Costa Coffee in Brockenhurst. Only place open that my mum could hobble into. Coffee was almost undrinkable.


----------



## mrypg9 (Apr 26, 2008)

Alcalaina said:


> Costa Coffee in Brockenhurst. Only place open that my mum could hobble into. Coffee was almost undrinkable.


Brockenhurst!!!!!! I remember it well..

My dad's mother lived in Lymington....over half a century ago, mind.
I used to spend weekends with her when I was very young. She was Irish and the house was full of religious statues and pictures of the BVM looking very Irish with want looked to me like the Mountains of Mourne in the background.

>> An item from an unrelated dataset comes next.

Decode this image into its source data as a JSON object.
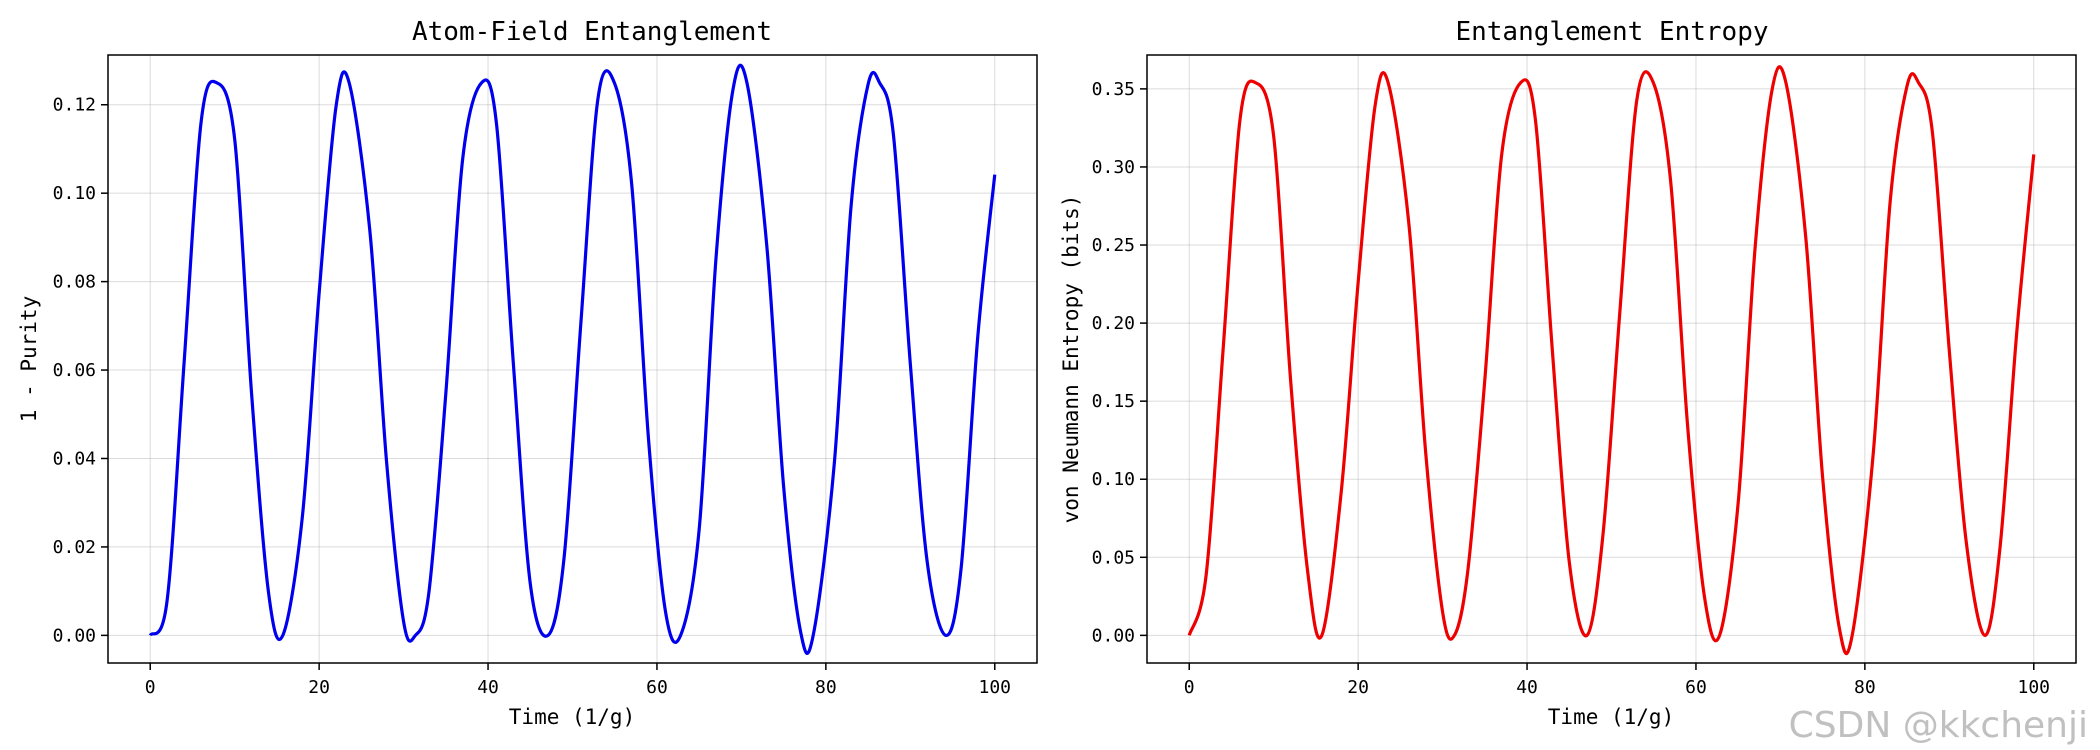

I have so very many happy memories of the New Forest....

Coffee is awful in the UK, isn't it...Hard for someone like me who gets nausea at the smell of tea...
Is it as difficult to get a decent cup of tea in the UK? I've often wondered...


----------



## 90199 (Mar 21, 2010)

mrypg9 said:


> Brockenhurst!!!!!! I remember it well..
> 
> My dad's mother lived in Lymington....over half a century ago, mind.
> I used to spend weekends with her when I was very young. She was Irish and the house was full of religious statues and pictures of the BVM looking very Irish with want looked to me like the Mountains of Mourne in the background.
> ...


Oh stop moaning drink beer


----------



## Alcalaina (Aug 6, 2010)

mrypg9 said:


> Brockenhurst!!!!!! I remember it well..
> 
> My dad's mother lived in Lymington....over half a century ago, mind.
> I used to spend weekends with her when I was very young. She was Irish and the house was full of religious statues and pictures of the BVM looking very Irish with want looked to me like the Mountains of Mourne in the background.
> ...


It may actually have been in Lymington - we were staying in a holiday cottage in Sway, which is midway between the two. Very pretty but a bit too Countryside Alliance for me.

I only wanted a small Americano, but they gave me a massive cup so heavy I needed two hands to lift it and it tasted like dishwater.

The only place I know of in the UK where you can get a decent cup of tea is the Harbour Fish Restaurant in Whitstable. Peter Cushing used to go there for tea. It's probably been turned into a tapas bar now though.


----------